Em pouca conversa durante o café eu confessei saudades. Do mar, dos barcos e do inevitável sacolejar. De ser movimento provocado. Meu pai disse que poderíamos dar um pulo no porto antes da saída dos pesqueiros, quando o lugar se transformava em uma confusão de homens de caras e modos rudes. Eu disse não me importar mais. Nem com a rudeza dos homens, nem com eles próprios. Nem com as mulheres e todo o povo daquela vila.

Meu irmão Anton parou a colher entre a tigela e a boca, Halla continuou olhando-me como já estava, minha mãe ameaçou um engasgar característico dela e meu pai esboçou um dos sorrisos que dizem muito. O pequeno Jón, alheio aos adultos e suas conversas desinteressantes, continuou sob a mesa. Tentava adivinhar que cores eram aquelas em meus cadarços.

- Se é assim...

- Não concorde com ele, Óskar.

- Mãe, não comece. Se te agrada saber - que gostosa brincadeira -, eu até já conversei com o Velho Baldur.

O Velho Baldur, eu a ouvi agonizar como se fosse esse o pior dos contatos que eu poderia fazer. A senhora de gestos brandos naquele momento era a face do exagero maternal.

- Sim, o Velho Baldur. Que simpatia a dele. É coisa da idade ou ele sempre foi assim? Além disso, mandou até lembranças aos dois.

Meu pai abaixou o rosto como se fizesse reverência ao Velho e minha mãe levantou. Vestia indignação e guardava os cabelos dentro de um lenço desbotado.

- Se falou com ele... - Ela pensava na obviedade da informação. - Andri, quando você desceu à Vila?
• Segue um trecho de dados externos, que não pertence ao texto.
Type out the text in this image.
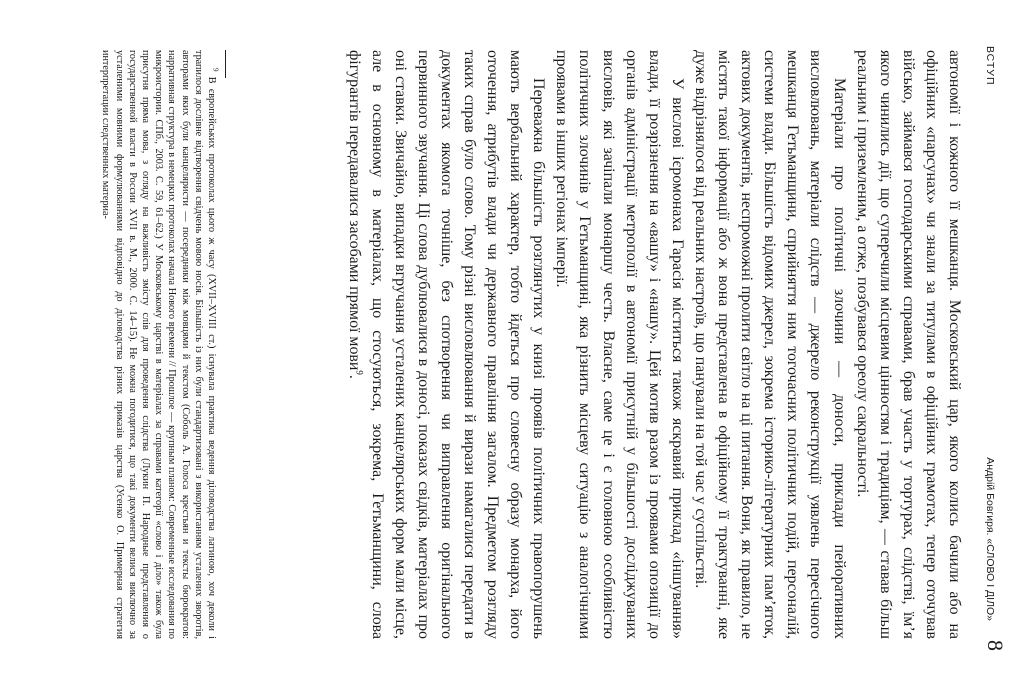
ВСТУП
Андрій Бовгиря. «СЛОВО І ДІЛО»
8

автономії і кожного її мешканця. Московський цар, якого колись бачили або на офіційних «парсунах» чи знали за титулами в офіційних грамотах, тепер оточував військо, займався господарськими справами, брав участь у тортурах, слідстві, їм’я якого чинились дії, що суперечили місцевим цінностям і традиціям, — ставав більш реальним і приземленим, а отже, позбувався ореолу сакральності.

Матеріали про політичні злочини — доноси, приклади пейоративних висловлювань, матеріали слідств — джерело реконструкції уявлень пересічного мешканця Гетьманщини, сприйняття ним тогочасних політичних подій, персоналій, системи влади. Більшість відомих джерел, зокрема історико-літературних пам’яток, актових документів, неспроможні пролити світло на ці питання. Вони, як правило, не містять такої інформації або ж вона представлена в офіційному її трактуванні, яке дуже відрізнялося від реальних настроїв, що панували на той час у суспільстві.

У вислові ієромонаха Гарасія міститься також яскравий приклад «іншування» влади, її розрізнення на «вашу» і «нашу». Цей мотив разом із проявами опозиції до органів адміністрації метрополії в автономії присутній у більшості досліджуваних висловів, які зачіпали монаршу честь. Власне, саме це і є головною особливістю політичних злочинів у Гетьманщині, яка різнить місцеву ситуацію з аналогічними проявами в інших регіонах імперії.

Переважна більшість розглянутих у книзі проявів політичних правопорушень мають вербальний характер, тобто йдеться про словесну образу монарха, його оточення, атрибутів влади чи державного правління загалом. Предметом розгляду таких справ було слово. Тому різні висловлювання й вирази намагалися передати в документах якомога точніше, без спотворення чи виправлення оригінального первинного звучання. Ці слова дублювалися в доносі, показах свідків, матеріалах про оні ставки. Звичайно, випадки вгручання усталених канцелярських форм мали місце, але в основному в матеріалах, що стосуються, зокрема, Гетьманщини, слова фігурантів передавалися засобами прямої мови$^9$.

$^9$ В європейських протоколах цього ж часу (XVII–XVIII ст.) існувала практика ведення діловодства латиною, хоч деколи і трапилося дослівне відтворення свідчень мовою носія. Більшість із них були стандартизовані з використанням усталених зворотів, авторами яких були канцеляристи — посередники між мовцями й текстом (Соболь А. Голоса крестьян и тексты бюрократов: нарративная структура в немецких протоколах начала Нового времени // Прошлое — крупным планом: Современные исследования по микроистории. СПб., 2003. С. 59, 61–62.) У Московському царстві в матеріалах за справами категорії «слово і діло» також була присутня пряма мова, з огляду на важливість змісту слів для проведення слідства (Лукин П. Народные представления о государственной власти в России XVII в. М., 2000. С. 14–15). Не можна погодитися, що такі документи велися виключно за усталеними мовними формулюваннями відповідно до діловодства різних приказів царства (Усенко О. Примерная стратегия интерпретации следственных материа-
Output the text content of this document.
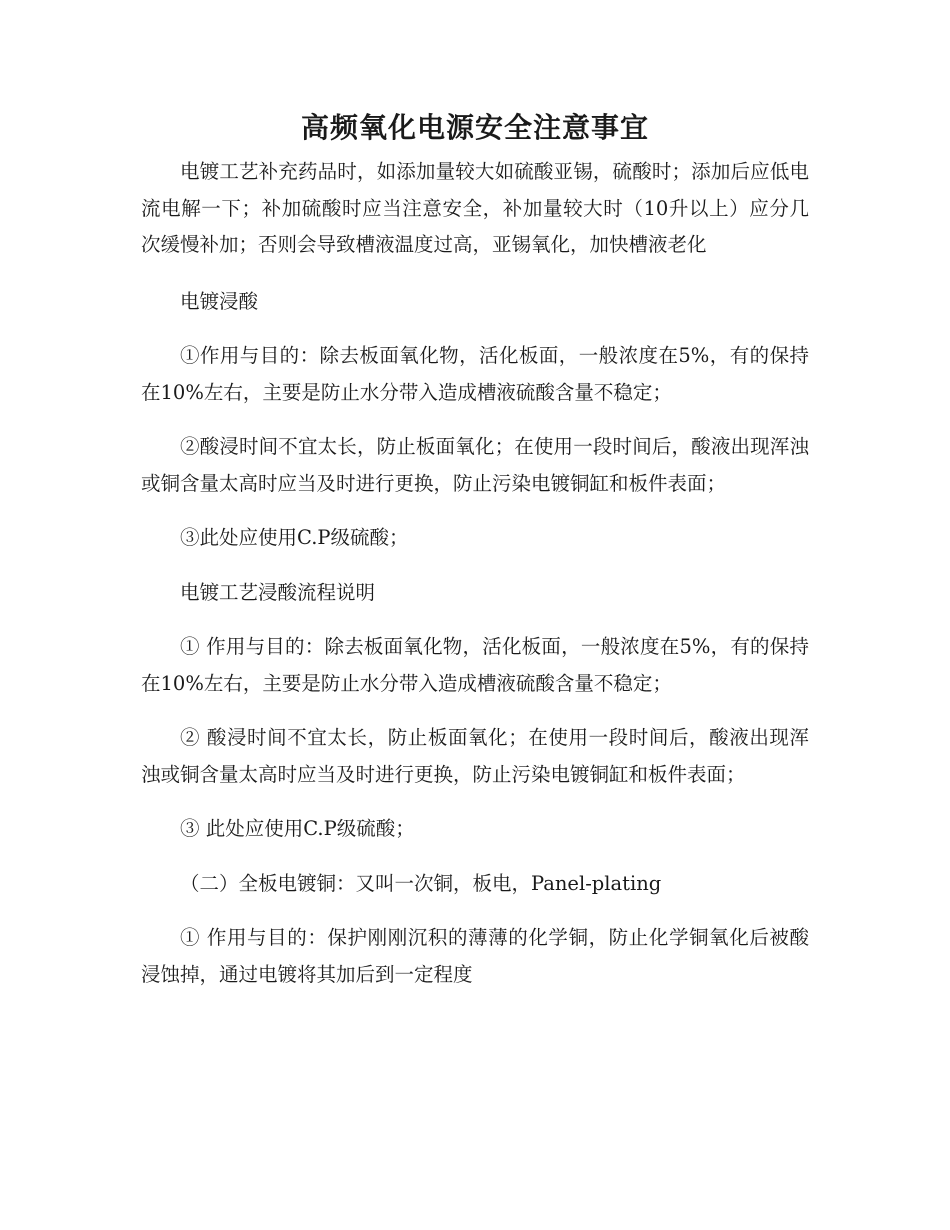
高频氧化电源安全注意事宜

电镀工艺补充药品时，如添加量较大如硫酸亚锡，硫酸时；添加后应低电流电解一下；补加硫酸时应当注意安全，补加量较大时（10升以上）应分几次缓慢补加；否则会导致槽液温度过高，亚锡氧化，加快槽液老化

电镀浸酸

①作用与目的：除去板面氧化物，活化板面，一般浓度在5%，有的保持在10%左右，主要是防止水分带入造成槽液硫酸含量不稳定；

②酸浸时间不宜太长，防止板面氧化；在使用一段时间后，酸液出现浑浊或铜含量太高时应当及时进行更换，防止污染电镀铜缸和板件表面；

③此处应使用C.P级硫酸；

电镀工艺浸酸流程说明

① 作用与目的：除去板面氧化物，活化板面，一般浓度在5%，有的保持在10%左右，主要是防止水分带入造成槽液硫酸含量不稳定；

② 酸浸时间不宜太长，防止板面氧化；在使用一段时间后，酸液出现浑浊或铜含量太高时应当及时进行更换，防止污染电镀铜缸和板件表面；

③ 此处应使用C.P级硫酸；

（二）全板电镀铜：又叫一次铜，板电，Panel-plating

① 作用与目的：保护刚刚沉积的薄薄的化学铜，防止化学铜氧化后被酸浸蚀掉，通过电镀将其加后到一定程度
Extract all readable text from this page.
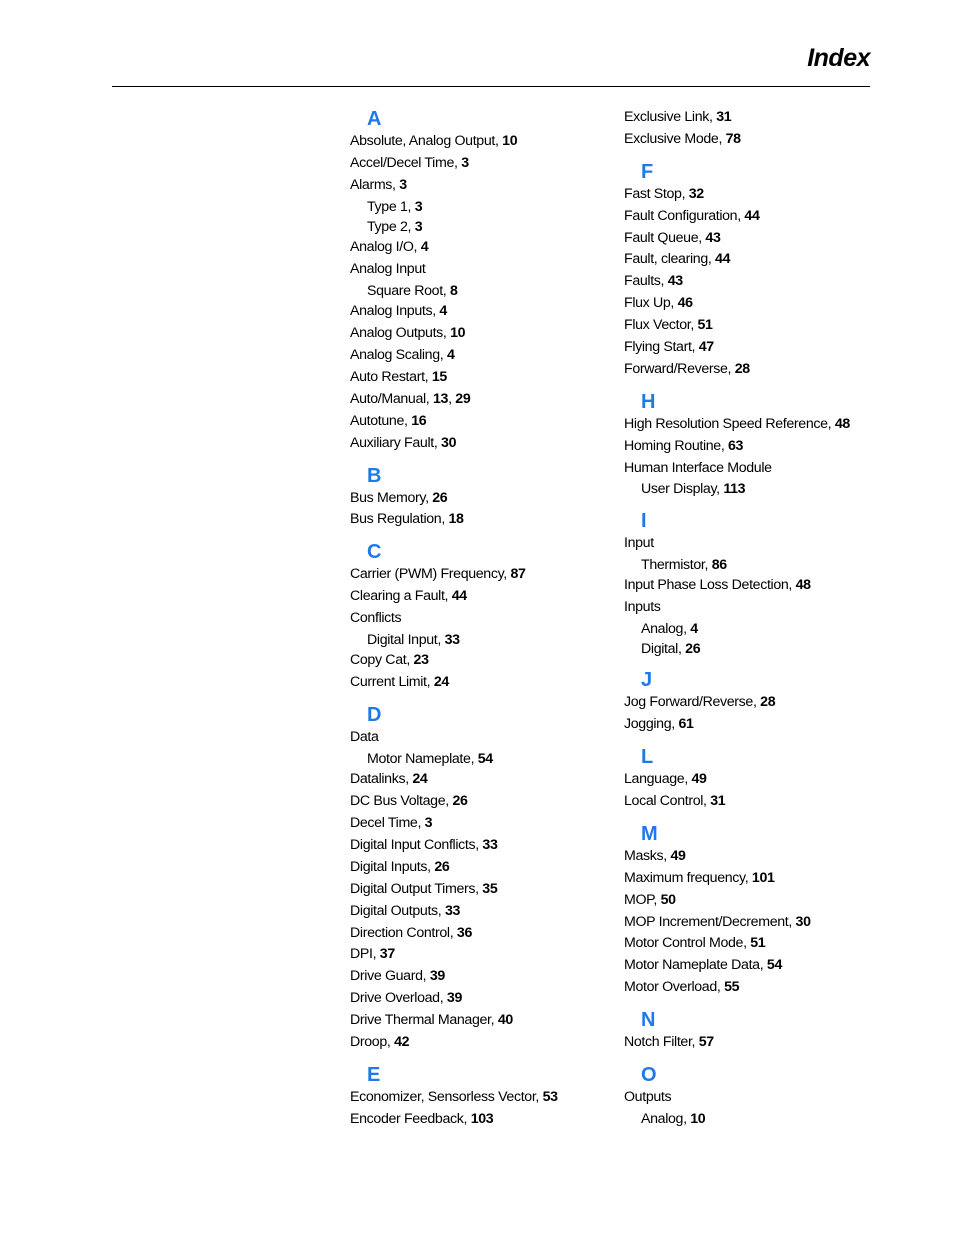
Index
A
Absolute, Analog Output, 10
Accel/Decel Time, 3
Alarms, 3
Type 1, 3
Type 2, 3
Analog I/O, 4
Analog Input
Square Root, 8
Analog Inputs, 4
Analog Outputs, 10
Analog Scaling, 4
Auto Restart, 15
Auto/Manual, 13, 29
Autotune, 16
Auxiliary Fault, 30
B
Bus Memory, 26
Bus Regulation, 18
C
Carrier (PWM) Frequency, 87
Clearing a Fault, 44
Conflicts
Digital Input, 33
Copy Cat, 23
Current Limit, 24
D
Data
Motor Nameplate, 54
Datalinks, 24
DC Bus Voltage, 26
Decel Time, 3
Digital Input Conflicts, 33
Digital Inputs, 26
Digital Output Timers, 35
Digital Outputs, 33
Direction Control, 36
DPI, 37
Drive Guard, 39
Drive Overload, 39
Drive Thermal Manager, 40
Droop, 42
E
Economizer, Sensorless Vector, 53
Encoder Feedback, 103
Exclusive Link, 31
Exclusive Mode, 78
F
Fast Stop, 32
Fault Configuration, 44
Fault Queue, 43
Fault, clearing, 44
Faults, 43
Flux Up, 46
Flux Vector, 51
Flying Start, 47
Forward/Reverse, 28
H
High Resolution Speed Reference, 48
Homing Routine, 63
Human Interface Module
User Display, 113
I
Input
Thermistor, 86
Input Phase Loss Detection, 48
Inputs
Analog, 4
Digital, 26
J
Jog Forward/Reverse, 28
Jogging, 61
L
Language, 49
Local Control, 31
M
Masks, 49
Maximum frequency, 101
MOP, 50
MOP Increment/Decrement, 30
Motor Control Mode, 51
Motor Nameplate Data, 54
Motor Overload, 55
N
Notch Filter, 57
O
Outputs
Analog, 10
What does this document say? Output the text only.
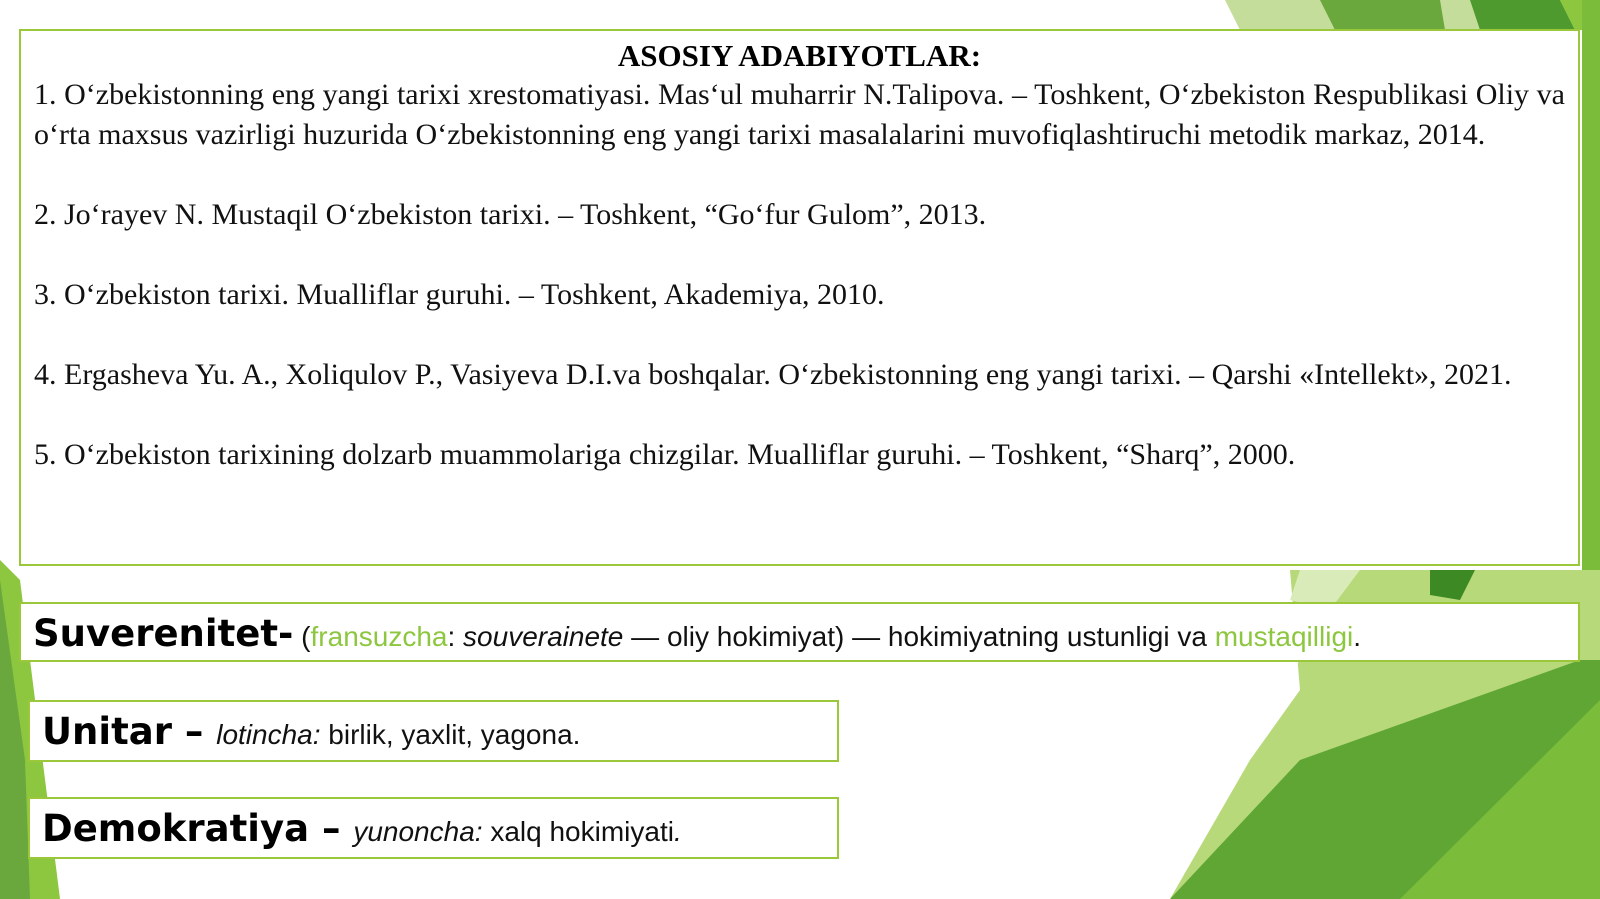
ASOSIY ADABIYOTLAR:

1. O‘zbekistonning eng yangi tarixi xrestomatiyasi. Mas‘ul muharrir N.Talipova. – Toshkent, O‘zbekiston Respublikasi Oliy va o‘rta maxsus vazirligi huzurida O‘zbekistonning eng yangi tarixi masalalarini muvofiqlashtiruchi metodik markaz, 2014.

2. Jo‘rayev N. Mustaqil O‘zbekiston tarixi. – Toshkent, “Go‘fur Gulom”, 2013.

3. O‘zbekiston tarixi. Mualliflar guruhi. – Toshkent, Akademiya, 2010.

4. Ergasheva Yu. A., Xoliqulov P., Vasiyeva D.I.va boshqalar. O‘zbekistonning eng yangi tarixi. – Qarshi «Intellekt», 2021.

5. O‘zbekiston tarixining dolzarb muammolariga chizgilar. Mualliflar guruhi. – Toshkent, “Sharq”, 2000.

Suverenitet- (fransuzcha: souverainete — oliy hokimiyat) — hokimiyatning ustunligi va mustaqilligi.
Unitar – lotincha: birlik, yaxlit, yagona.
Demokratiya – yunoncha: xalq hokimiyati.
Não pode ser. Foi desacompanhado? - Em passos rápidos ela encontrou meus ombros. Cuidadosos, seus dedos analisaram minha pele. Procurava marcas de embates. - Eu não duvido na capacidade não visível desse povo de oferecer perigo. O homem é um bicho falso.

- Anna! - Da ponta da mesa meu pai alertou sobre aquela cena. Anton pretendia gargalhar, mas sabia das coronhadas verbais que levaria se isso fizesse.

- Eu fui quando vocês me deixaram sozinho e sem um pingo de café. Inspirado pela necessidade, até pensei em ir até o mercado, mas no fim venceu a vontade de passar no Café e parece que fiz um bom negócio. Ele me ofereceu algumas canecas de graça. Coisa de quem sente pena.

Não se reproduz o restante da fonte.